Barack Obama will take part in a prime time network TV interview on health care next week -- a clear sign he intends to remain salesman in chief for his administration’s plan to overhaul the US medical system.

Selling in the morning and in prime time

Announcement of the prime time interview came shortly before President Obama was slated to begin a lunch hour speech Monday to the American Medical Association convention in Chicago. ABC News said the president had agreed to a prime time interview on health care to be aired at 10 p.m. on Wednesday, June 24. The broadcast, hosted by Charles Gibson and Diane Sawyer, will include a live audience and the president will answer questions from viewers. In addition to the prime time program, Ms. Sawyer will also interview the president for “Good Morning America.”

Obama’s speech to the AMA was a highly detailed, nearly hour-long argument for a major overhaul of the US approach to health care. Calling the $2 trillion cost of the current system a “ticking time bomb,” the President said that “if we do not fix our health care system, America may go the way of GM; paying more, getting less, and going broke.”

A mix of ovations and scattered boos

While the AMA has been skeptical about an increased government role in health care, a report from the press pool accompanying the president said he got several standing ovations during the speech. There were also scattered boos when the President said he did not favor capping malpractice awards. Audience reponse was tepid -- only a small scattering of applause -- when he mentioned wanting to provide a public health insurance plan to compete with commercial insurers.
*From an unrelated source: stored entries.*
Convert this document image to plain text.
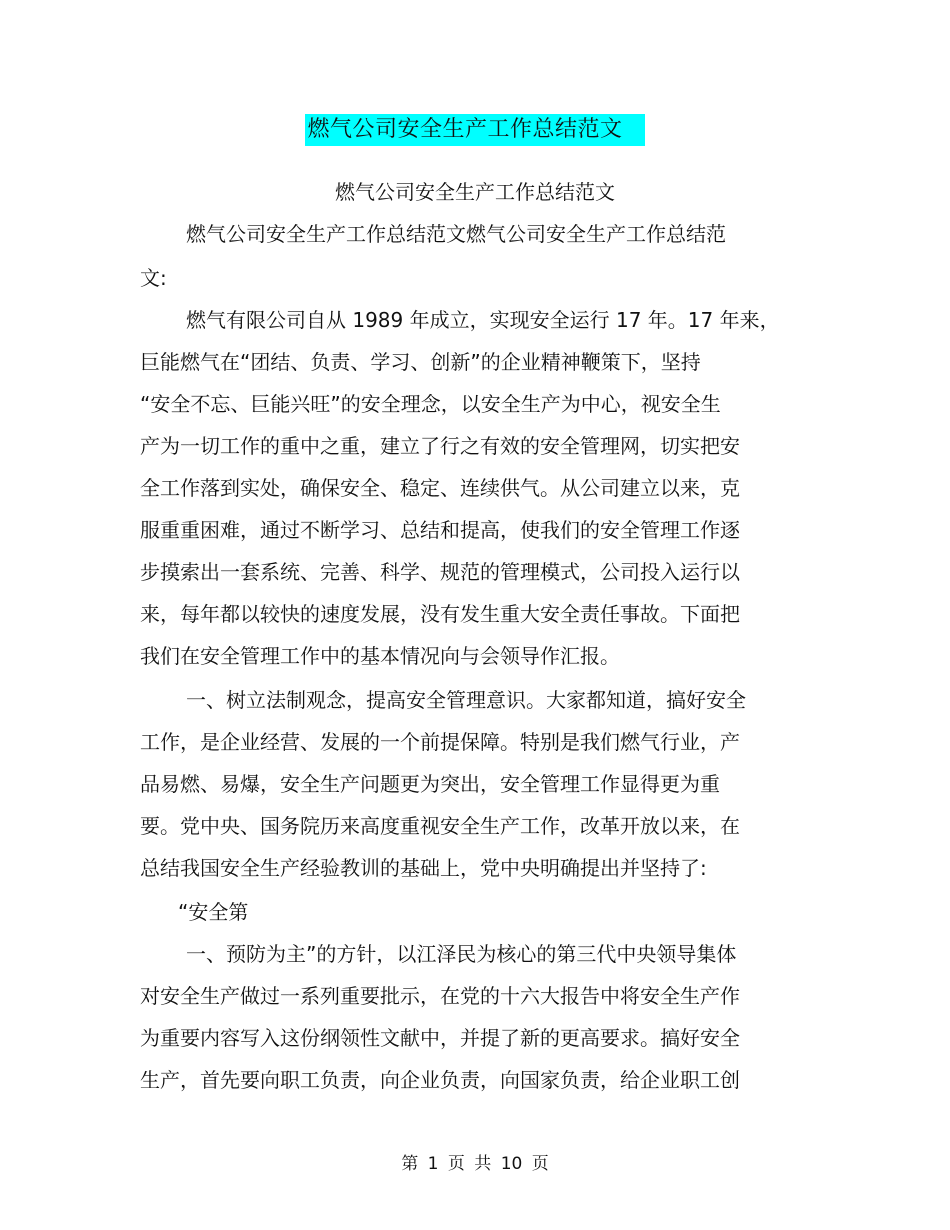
燃气公司安全生产工作总结范文
燃气公司安全生产工作总结范文
燃气公司安全生产工作总结范文燃气公司安全生产工作总结范
文:
燃气有限公司自从 1989 年成立，实现安全运行 17 年。17 年来，
巨能燃气在“团结、负责、学习、创新”的企业精神鞭策下，坚持
“安全不忘、巨能兴旺”的安全理念，以安全生产为中心，视安全生
产为一切工作的重中之重，建立了行之有效的安全管理网，切实把安
全工作落到实处，确保安全、稳定、连续供气。从公司建立以来，克
服重重困难，通过不断学习、总结和提高，使我们的安全管理工作逐
步摸索出一套系统、完善、科学、规范的管理模式，公司投入运行以
来，每年都以较快的速度发展，没有发生重大安全责任事故。下面把
我们在安全管理工作中的基本情况向与会领导作汇报。
一、树立法制观念，提高安全管理意识。大家都知道，搞好安全
工作，是企业经营、发展的一个前提保障。特别是我们燃气行业，产
品易燃、易爆，安全生产问题更为突出，安全管理工作显得更为重
要。党中央、国务院历来高度重视安全生产工作，改革开放以来，在
总结我国安全生产经验教训的基础上，党中央明确提出并坚持了:
“安全第
一、预防为主”的方针，以江泽民为核心的第三代中央领导集体
对安全生产做过一系列重要批示，在党的十六大报告中将安全生产作
为重要内容写入这份纲领性文献中，并提了新的更高要求。搞好安全
生产，首先要向职工负责，向企业负责，向国家负责，给企业职工创
第 1 页 共 10 页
The president’s impassioned remarks come amid doubts and criticism about the administration’s health care proposals both from impartial observers and friends. Robert Samuelson, Newsweek’s influential economic columnist, said in an op-ed in Monday’s Washington Post that, “It’s hard to know whether President Obama’s health care ‘reform’ is naïve, hypocritical, or simply dishonest. Probably all three.”

Samuelson argued that the current fee for service approach encourages doctors and hospitals to provide more services, especially new medical technologies. “That’s the crux of the health care dilemma and Obama hasn’t confronted it,” Samuelson charges.

A public weighing the risk of change

Meanwhile Stanley Greenberg, a well-known Democratic strategist and Bill Clinton’s pollster, warns in the New Republic that the public continues to have significant doubts about health reform, as it did in 1993 when the last major effort to reform the system failed. “The country divides evenly on whether the greater risk is an unchanged status quo or government reforms that ‘create new problems,’” Greenberg said.

“Obama might want to pay attention to how closely his situation echoes Clinton’s,” Greenberg wrote. “Then and now, more people favor the president’s health care plan than oppose it, but the supporters make up less than a majority.”